Lo abbracciai di slancio, con tutto il corpo che mi tremava "Ma sei qui" dissi "Sei qui e stai bene e ora puoi rimediare. Possiamo rimediare"
Le sue braccia mi strinsero la vita, il suo viso era tra i miei capelli "È così bello essere di nuovo a casa"
Avrei potuto perderlo, ma non era successo, dovevamo concentrarci su questo.
"Henry" gli dissi, facendomi indietro per poterlo guardare negli occhi e trasmettergli tutta la mia sincerità "Io e te siamo complementari"
Il suo intero viso si riempì d'emozione, ricordando quelle parole dette prima della nostra prima partenza per Parigi. Erano passati sei anni, ma quelle parole non avevamo mai smesso di essere vere.
"Siamo una squadra, Eve" disse lui, riaggiustando il mio cuore con quelle sole parole "L'unica squadra di cui voglia mai fare parte"
Quello che dissi, che richiesi, dopo, non fu il frutto di un'impulsività, ma della realizzazione di ciò che volevo, realizzazione che era arrivata troppo tardi.
"Chiedimelo di nuovo" gli dissi, in piedi davanti a lui con le braccia lungo il mio corpo e gli occhi incatenati ai suoi "Chiedimelo di nuovo, Henry"
Lui capì immediatamente "Eve..."
"Non ero pronta la prima volta, ma ora lo sono.
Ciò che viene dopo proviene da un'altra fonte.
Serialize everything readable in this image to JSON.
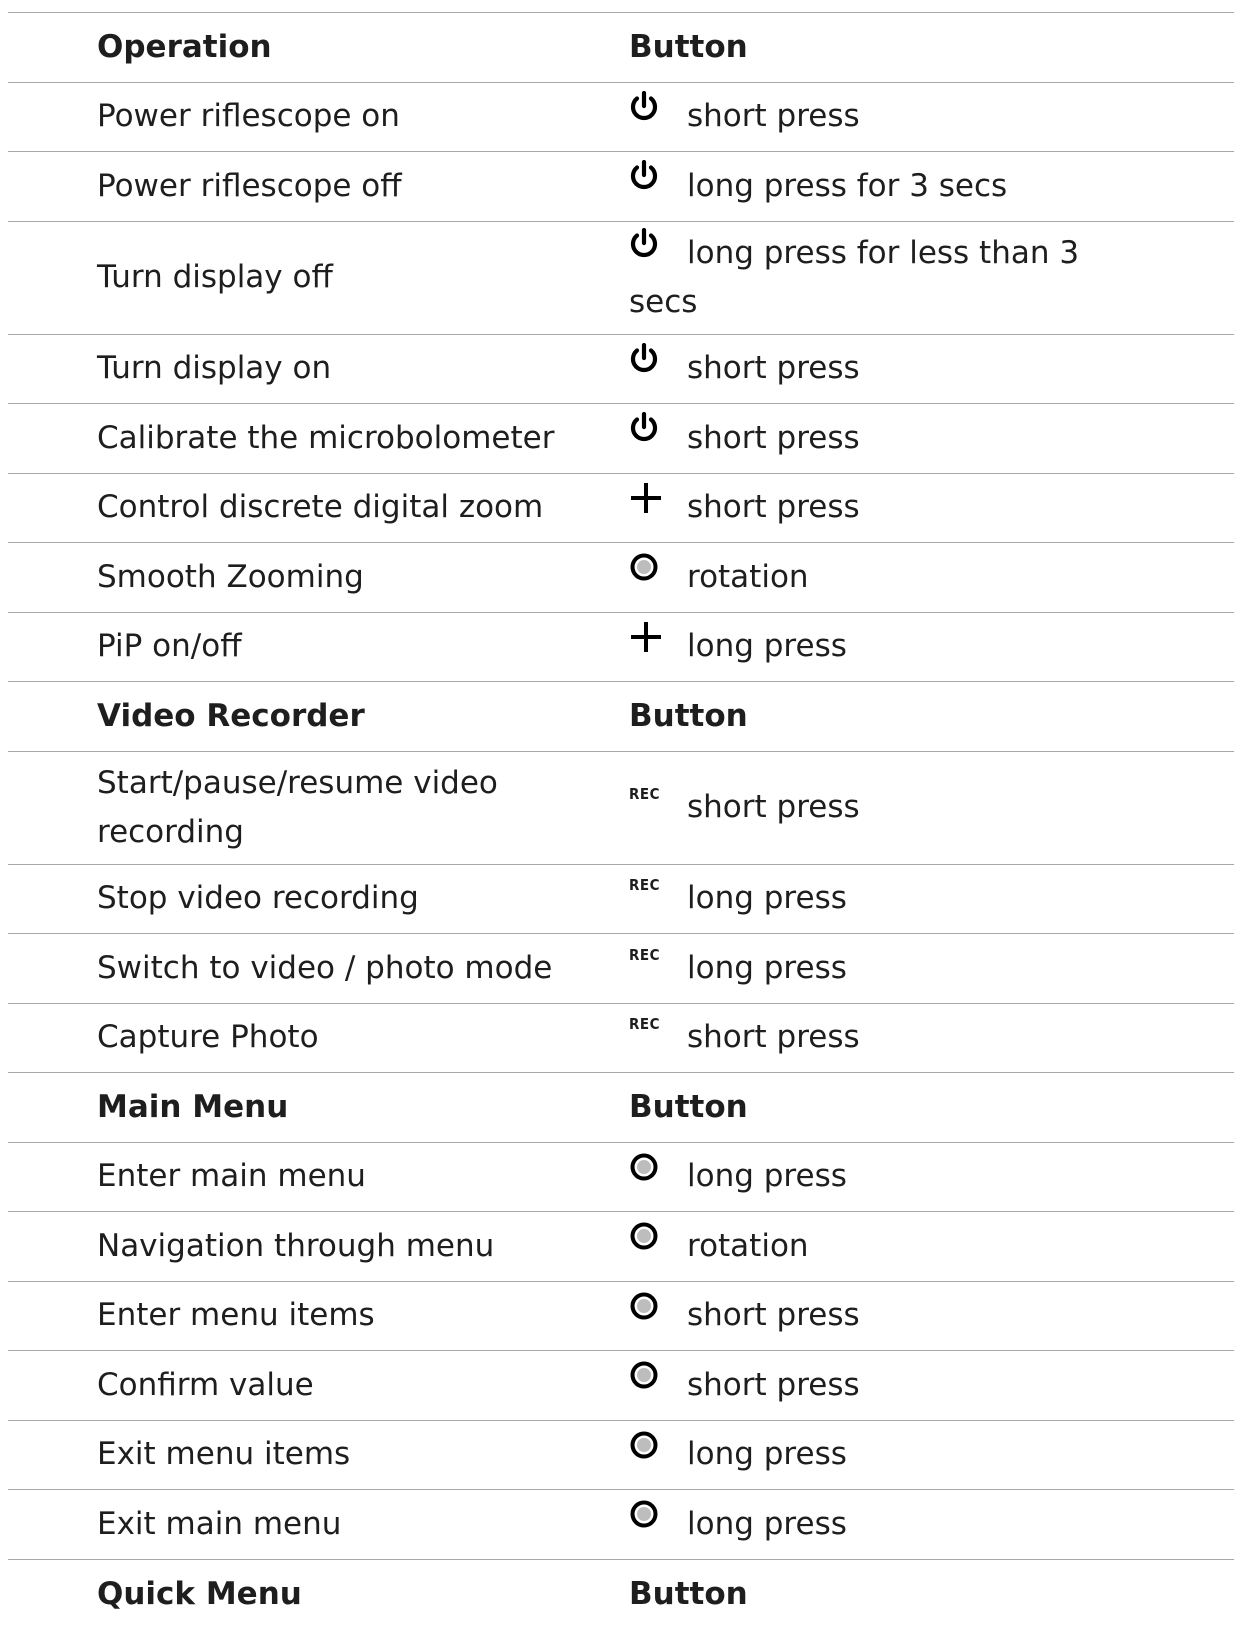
{
  "headers": {
    "operation": "Operation",
    "video_recorder": "Video Recorder",
    "main_menu": "Main Menu",
    "quick_menu": "Quick Menu",
    "button": "Button"
  },
  "icons": {
    "rec_label": "REC"
  },
  "rows": [
    {
      "operation": "Power riflescope on",
      "icon": "power-icon",
      "action": "short press"
    },
    {
      "operation": "Power riflescope off",
      "icon": "power-icon",
      "action": "long press for 3 secs"
    },
    {
      "operation": "Turn display off",
      "icon": "power-icon",
      "action": "long press for less than 3 secs"
    },
    {
      "operation": "Turn display on",
      "icon": "power-icon",
      "action": "short press"
    },
    {
      "operation": "Calibrate the microbolometer",
      "icon": "power-icon",
      "action": "short press"
    },
    {
      "operation": "Control discrete digital zoom",
      "icon": "plus-icon",
      "action": "short press"
    },
    {
      "operation": "Smooth Zooming",
      "icon": "controller-icon",
      "action": "rotation"
    },
    {
      "operation": "PiP on/off",
      "icon": "plus-icon",
      "action": "long press"
    },
    {
      "operation": "Start/pause/resume video recording",
      "icon": "rec-icon",
      "action": "short press"
    },
    {
      "operation": "Stop video recording",
      "icon": "rec-icon",
      "action": "long press"
    },
    {
      "operation": "Switch to video / photo mode",
      "icon": "rec-icon",
      "action": "long press"
    },
    {
      "operation": "Capture Photo",
      "icon": "rec-icon",
      "action": "short press"
    },
    {
      "operation": "Enter main menu",
      "icon": "controller-icon",
      "action": "long press"
    },
    {
      "operation": "Navigation through menu",
      "icon": "controller-icon",
      "action": "rotation"
    },
    {
      "operation": "Enter menu items",
      "icon": "controller-icon",
      "action": "short press"
    },
    {
      "operation": "Confirm value",
      "icon": "controller-icon",
      "action": "short press"
    },
    {
      "operation": "Exit menu items",
      "icon": "controller-icon",
      "action": "long press"
    },
    {
      "operation": "Exit main menu",
      "icon": "controller-icon",
      "action": "long press"
    }
  ]
}
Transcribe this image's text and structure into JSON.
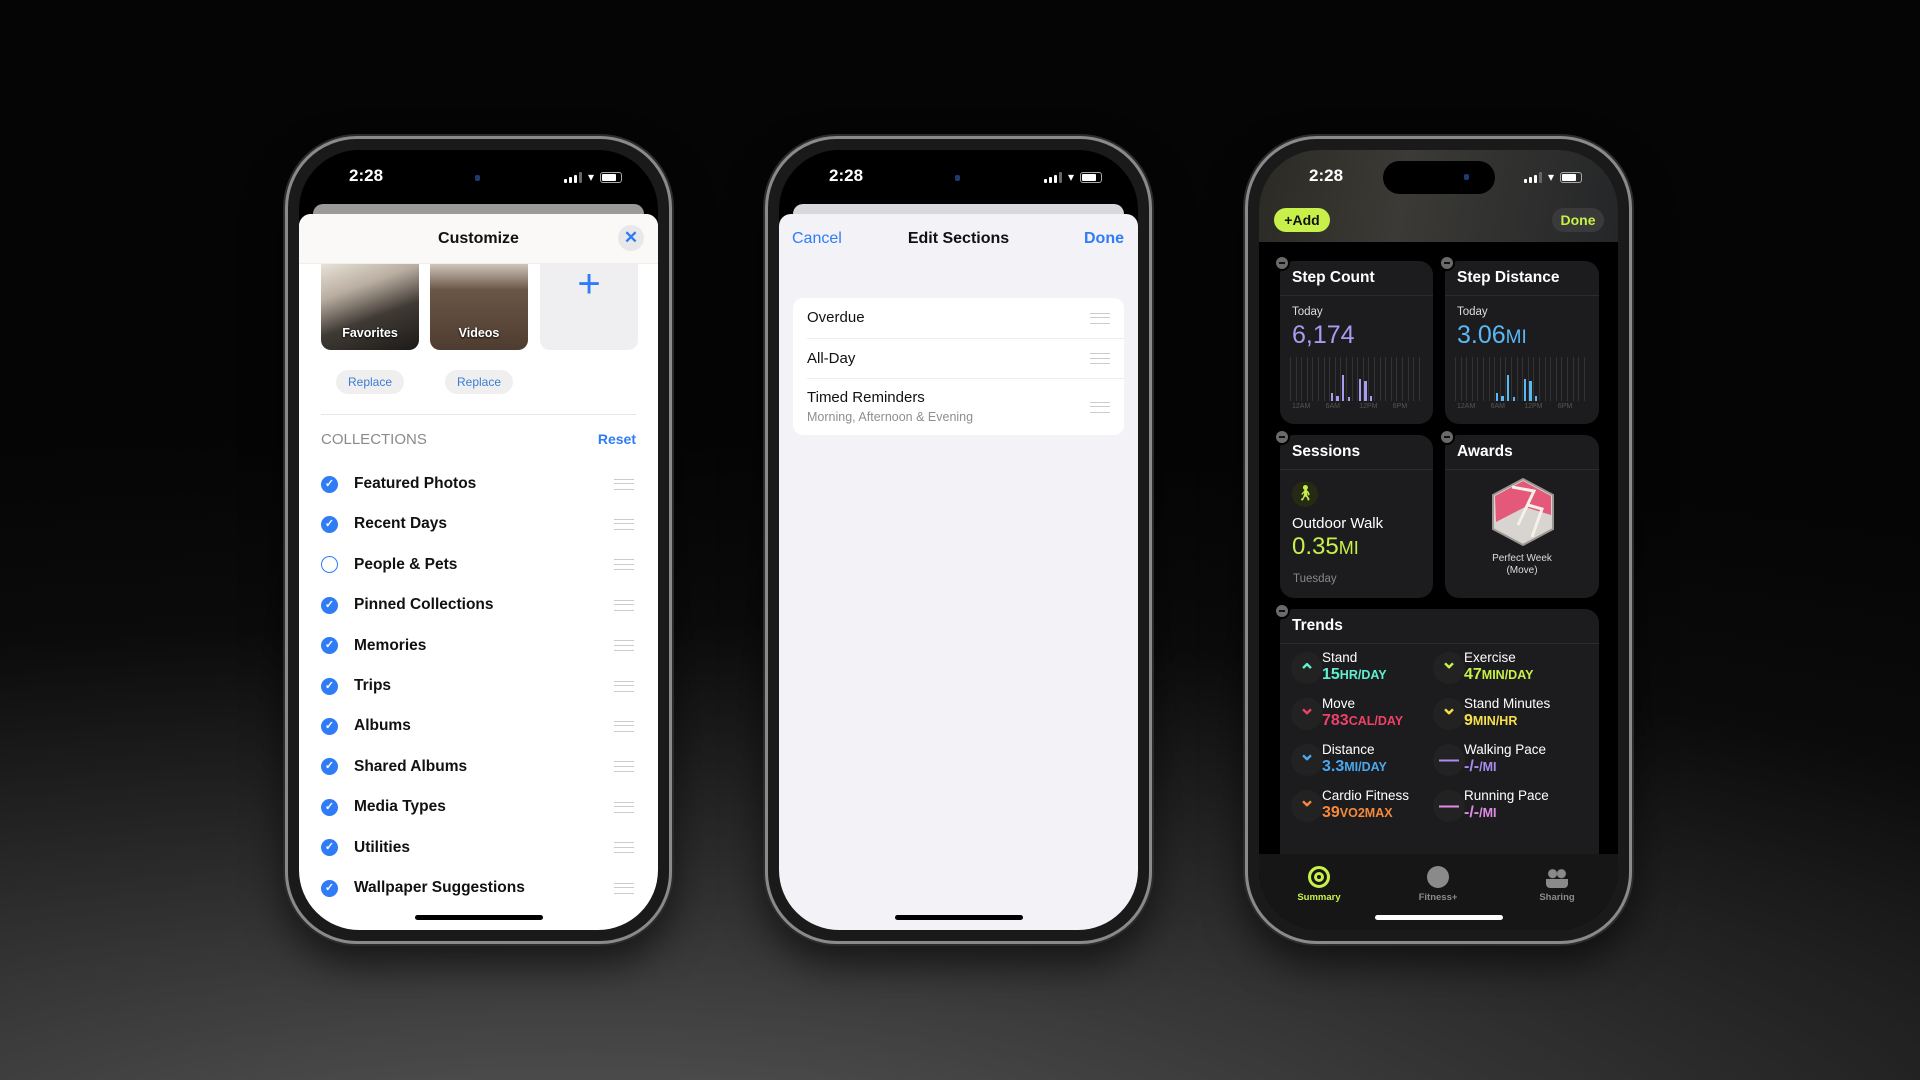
{
  "status": {
    "time": "2:28"
  },
  "photos": {
    "title": "Customize",
    "close_icon": "close-icon",
    "thumbs": [
      {
        "label": "Favorites",
        "button": "Replace"
      },
      {
        "label": "Videos",
        "button": "Replace"
      }
    ],
    "add_icon": "plus-icon",
    "section_header": "COLLECTIONS",
    "reset": "Reset",
    "collections": [
      {
        "label": "Featured Photos",
        "checked": true
      },
      {
        "label": "Recent Days",
        "checked": true
      },
      {
        "label": "People & Pets",
        "checked": false
      },
      {
        "label": "Pinned Collections",
        "checked": true
      },
      {
        "label": "Memories",
        "checked": true
      },
      {
        "label": "Trips",
        "checked": true
      },
      {
        "label": "Albums",
        "checked": true
      },
      {
        "label": "Shared Albums",
        "checked": true
      },
      {
        "label": "Media Types",
        "checked": true
      },
      {
        "label": "Utilities",
        "checked": true
      },
      {
        "label": "Wallpaper Suggestions",
        "checked": true
      }
    ]
  },
  "reminders": {
    "cancel": "Cancel",
    "title": "Edit Sections",
    "done": "Done",
    "sections": [
      {
        "label": "Overdue",
        "sub": ""
      },
      {
        "label": "All-Day",
        "sub": ""
      },
      {
        "label": "Timed Reminders",
        "sub": "Morning, Afternoon & Evening"
      }
    ]
  },
  "fitness": {
    "add": "+Add",
    "done": "Done",
    "step_count": {
      "title": "Step Count",
      "period": "Today",
      "value": "6,174",
      "color": "#a79cf0",
      "ticks": [
        "12AM",
        "6AM",
        "12PM",
        "6PM"
      ]
    },
    "step_distance": {
      "title": "Step Distance",
      "period": "Today",
      "value": "3.06",
      "unit": "MI",
      "color": "#5ab8f5",
      "ticks": [
        "12AM",
        "6AM",
        "12PM",
        "6PM"
      ]
    },
    "sessions": {
      "title": "Sessions",
      "name": "Outdoor Walk",
      "value": "0.35",
      "unit": "MI",
      "day": "Tuesday",
      "color": "#c8f04a"
    },
    "awards": {
      "title": "Awards",
      "name": "Perfect Week",
      "sub": "(Move)"
    },
    "trends": {
      "title": "Trends",
      "items": [
        {
          "name": "Stand",
          "value": "15",
          "unit": "HR/DAY",
          "dir": "up",
          "color": "#5ef0d0"
        },
        {
          "name": "Exercise",
          "value": "47",
          "unit": "MIN/DAY",
          "dir": "down",
          "color": "#c8f04a"
        },
        {
          "name": "Move",
          "value": "783",
          "unit": "CAL/DAY",
          "dir": "down",
          "color": "#f0406a"
        },
        {
          "name": "Stand Minutes",
          "value": "9",
          "unit": "MIN/HR",
          "dir": "down",
          "color": "#f5e04a"
        },
        {
          "name": "Distance",
          "value": "3.3",
          "unit": "MI/DAY",
          "dir": "down",
          "color": "#4aa8f0"
        },
        {
          "name": "Walking Pace",
          "value": "-/-",
          "unit": "/MI",
          "dir": "flat",
          "color": "#a88cf0"
        },
        {
          "name": "Cardio Fitness",
          "value": "39",
          "unit": "VO2MAX",
          "dir": "down",
          "color": "#f58a3c"
        },
        {
          "name": "Running Pace",
          "value": "-/-",
          "unit": "/MI",
          "dir": "flat",
          "color": "#e08ce8"
        }
      ]
    },
    "tabs": [
      {
        "label": "Summary",
        "active": true
      },
      {
        "label": "Fitness+",
        "active": false
      },
      {
        "label": "Sharing",
        "active": false
      }
    ]
  }
}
Perciò richiedimelo, Henry"
"Sei sicura?"
Lo guardai con convinzione "Mai stata più sicura in vita mia" con un passo gli fui di nuovo attaccata, con le mani sulle spalle.
Invece di parlare, Henry chinò la testa fino a che le nostre labbra non si toccarono.
Quello era il nostro primo bacio dopo la riappacificazione, ma non fu violento e frettoloso come erano stati quelli a Praga. Era dolce, quasi incerto.
Mi abbandonai al bacio, riaccogliendo felice quella sensazione di calore in tutto il corpo, il solletico sulle labbra
Questo era il tipo di bacio che chiudeva un film, quello che ti lasciava con un sospiro e gli occhi sognanti.
"Eve" Henry mise entrambe le mani sulle mie guance e mi guardò emozionato "Voglio sposarti"
Non era proprio una domanda, questo mi fece sorridere "E io voglio sposare te, Henry"
Fuochi d'artificio dentro i nostri cuori, risate incontrollabili, labbra contro labbra, il mio corpo avvolto nel suo...
Eppure non mi sentii in colpa per tutto ciò che era successo, perché ci aveva portati lì, in quel preciso momento delle nostre vite, senza alcun cenno di insicurezza o tensione. Era così che doveva andare.
I nostri baci si fecero più appassionati, più vogliosi
"Aspetta" gli dissi, quando i miei polpacci colpirono il letto, il nostro letto "Le tue ferite"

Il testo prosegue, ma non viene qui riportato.